Une dame, qui se tenait devant elle, avec un sachet noir, nous lança, sans être interpellée : « Hum, on ne peut que se contenter que de ces poissons venus d’ailleurs. Ils sont moins chers et on peut en trouver partout », confirmant ainsi l’engouement pour ces espèces de mer. « Regardes », dit-elle, en nous montrant des Tilapia, « ces poissons ressemblent à ceux que nous avons. Je les préfère pour faire mes poissons braisés. Avec ça, je peux avoir beaucoup et à moindre coût, contrairement à nos poissons. A seulement 2.500 Fcfa, j’ai pu en avoir une grande quantité ».

Au niveau de la gare ferroviaire, deux grandes boutiques sont contiguës. Elles vendent, toutes, la même chose. Mais la première est plus grande que la seconde. Elles font, toutes, du gros et du détail. Contrairement aux vendeurs du premier marché, ces boutiques ont à la place des chambres froides, de gros congélateurs. Sous un grand hangar, devant la première boutique, des hommes en uniforme bleu se tenaient devant une grande table. Chacun tenait un poisson, dans sa main protégée par un gang rouge. Avec de gros couteaux, ils dépeçaient les poissons. Un autre, à côté d’eux, était occupé à laver les récipients qui servent à récupérer les poissons retirés des frigos. Il était presque 8 heures, mais le gérant n’était pas encore en place.

A la seconde boutique, c’étaient de jeunes garçons, autour d’une table moins grande. Une dame en complet wax est assise, tout en faisant face aux jeunes qui préparaient ses poissons. Avec sa pochette accrochée autour de la taille, elle avait l’air d’une vendeuse. De temps à autre, elle leur donnait des directives. « Pour celui-ci coupez le en trois parts et pour celui-là en 4 parts », lançait-elle. Durant une vingtaine de minutes, les deux jeunes dépeçaient, coupaient et déposaient les poissons dans des paniers. Les deux récipients ont été finalement remplis, au grand bonheur de la dame en Wax. Elle nous confiera, par la suite, que chaque matin, c’est ainsi car elle détient un étal au grand marché. Elle n’y vend que de l’attiéké. Pour son commerce, elle achète, chaque jour, deux cartons de poissons pour faire accompagner l’attiéké. Elle témoigna que c’est uniquement ces poissons qu’on peut vendre à petit prix. C’est-à-dire à partir de 100 Fcfa. « Avec nos poissons locaux, c’est impossible de les céder à ce prix-là », a-t-elle dit, avant d’ajouter qu’elle n’ose même pas approcher ces vendeurs de poissons d’eau douce. Cette brave dame, qui a le monopole de la vente de l’attiéké dans le coin, avoue ne manger que ces poissons de mer, dans sa propre maison.

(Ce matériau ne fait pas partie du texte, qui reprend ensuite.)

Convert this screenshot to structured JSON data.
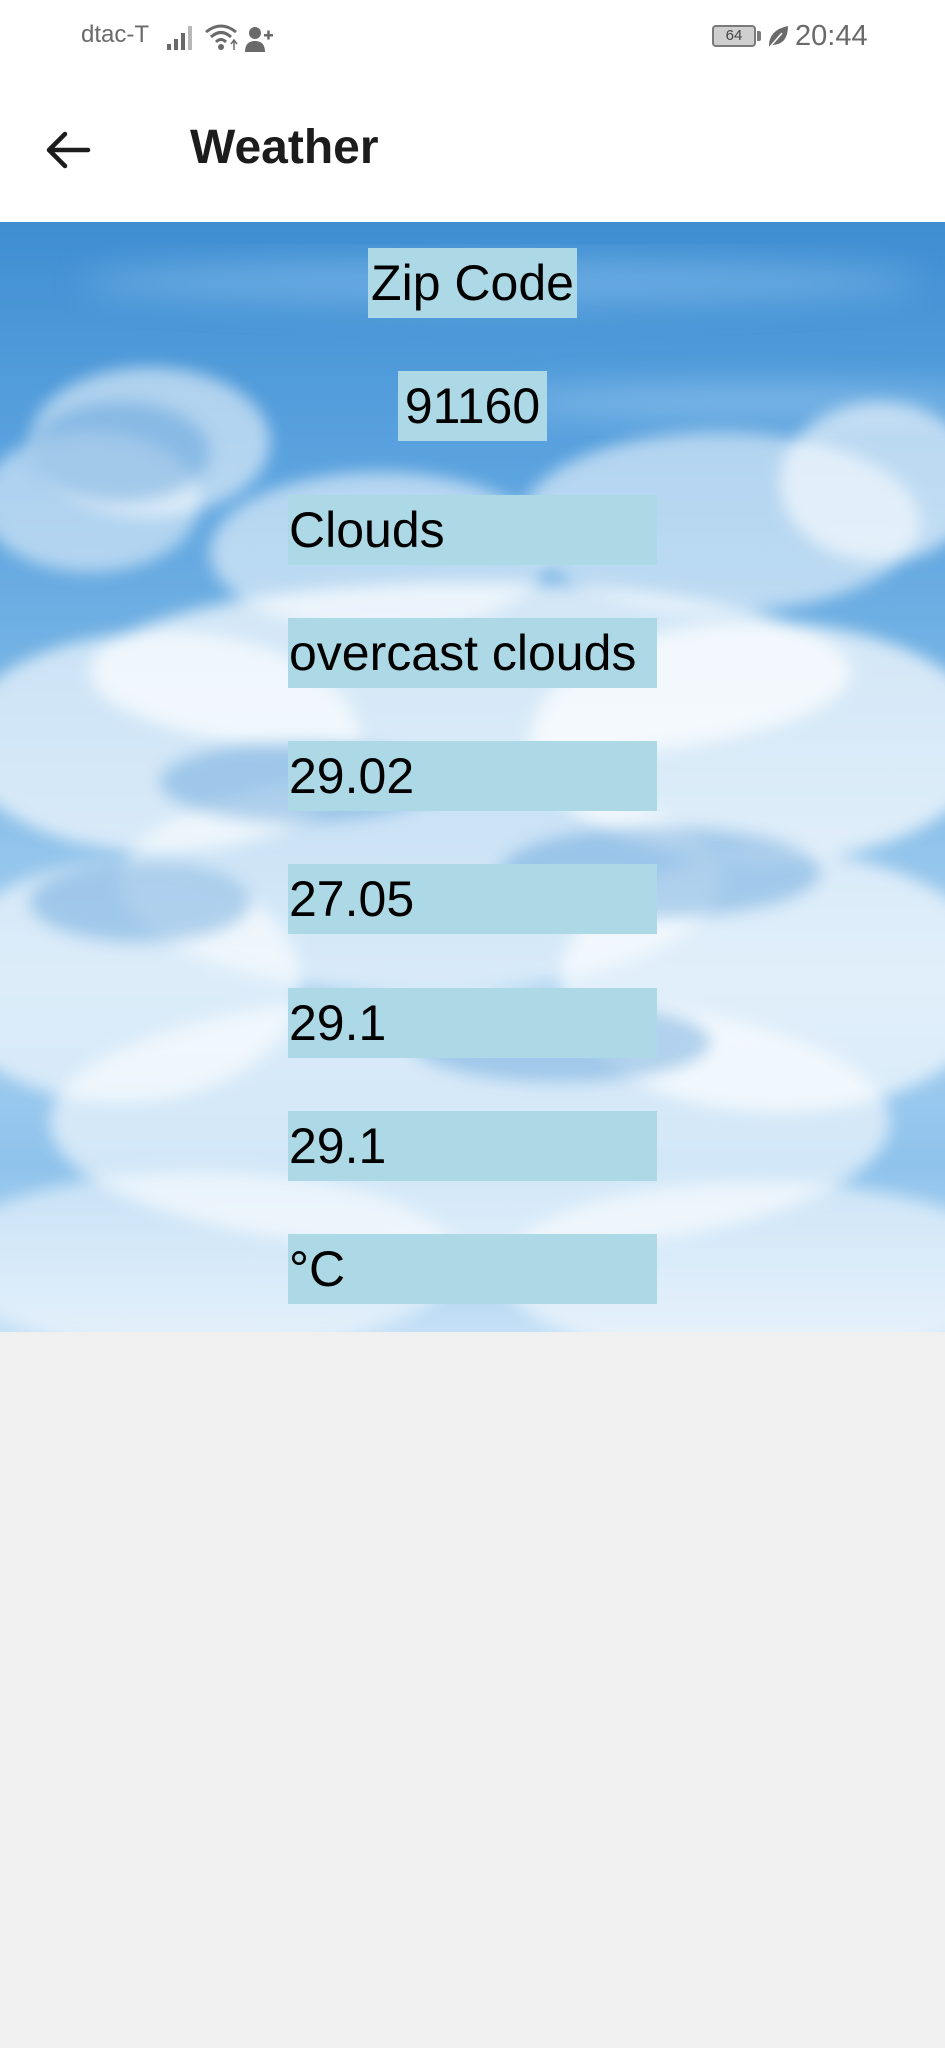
{
  "status_bar": {
    "carrier": "dtac-T",
    "battery_level": "64",
    "time": "20:44"
  },
  "app_bar": {
    "title": "Weather",
    "back_icon": "arrow-left-icon"
  },
  "weather": {
    "zip_label": "Zip Code",
    "zip_value": "91160",
    "main": "Clouds",
    "description": "overcast clouds",
    "temp": "29.02",
    "feels_like": "27.05",
    "temp_min": "29.1",
    "temp_max": "29.1",
    "unit": "°C"
  },
  "colors": {
    "label_background": "#add8e6",
    "app_bar_background": "#ffffff",
    "page_background": "#f0f0f0"
  }
}
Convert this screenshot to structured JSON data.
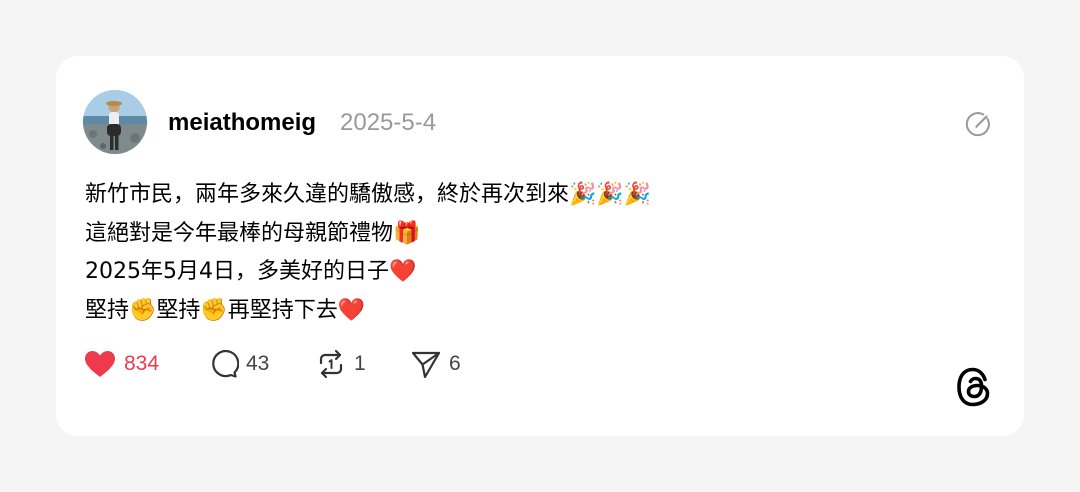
{
  "post": {
    "username": "meiathomeig",
    "date": "2025-5-4",
    "lines": [
      "新竹市民，兩年多來久違的驕傲感，終於再次到來🎉🎉🎉",
      "這絕對是今年最棒的母親節禮物🎁",
      "2025年5月4日，多美好的日子❤️",
      "堅持✊堅持✊再堅持下去❤️"
    ]
  },
  "actions": {
    "likes": "834",
    "comments": "43",
    "reposts": "1",
    "shares": "6"
  },
  "colors": {
    "like_red": "#ee3b4c",
    "muted_gray": "#999999",
    "card_bg": "#ffffff",
    "page_bg": "#f5f5f5"
  },
  "icons": {
    "edit": "edit-icon",
    "like": "heart-icon",
    "comment": "comment-icon",
    "repost": "repost-icon",
    "share": "share-icon",
    "brand": "threads-logo-icon"
  }
}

Le gérant de cette boutique, Ibrahim Cissé, dit que son établissement ouvre depuis 7 heures.  A cette heure, déjà, les clients ne manquaient pas. Mais, c’est aux environs de 14 heures et au-delà, qu’il y a beaucoup de monde. Selon le gérant, sa boutique dispose de plusieurs variétés de poissons. Mais les plus vendus sont les tilapia, sacha et pageot. Il a indiqué que sa principale clientèle est constituée de restauratrices. La petite clientèle ne manque pas, non plus. Les cartons sont cédés de 12.000 à 18.000 Fcfa, selon la qualité du poisson. Le kilo varie entre 1.000 et 1.500 Fcfa. Par jour, notre gérant peut empocher 300.000 Fcfa de recette. Il offre à ses clients la possibilité de garder leurs poissons dans ses frigos. Mais pour un délai bien déterminé. Au-delà, le service est payant a raison de 100 Fcfa par kilo.

Au marché de Boulkassoumbougou, Daouda Traoré a aménagé un endroit pour vendre les poissons de mer, en plus de ses autres produits. Il témoigne que sa clientèle a doublé depuis lors. En effet, devant son commerce, les clients ne manquent pas. C’est pour cela qu’il a, même, fait venir ses frères pour l’appuyer. Pour le poisson, Daouda Traoré peut rentrer, tous les soirs, avec 100.000 ou 150.000 Fcfa. Il dit que sa clientèle est, principalement, composée de femmes de ménage. Notre interlocuteur s’approvisionne chez des grossistes. Il dit exiger de ses fournisseurs la qualité, faisant toujours de sorte d’éviter qu’on lui fourgue des poissons qui ont mis du temps sur la route avant d’arriver au Mali et risquent de perdre leur fraicheur.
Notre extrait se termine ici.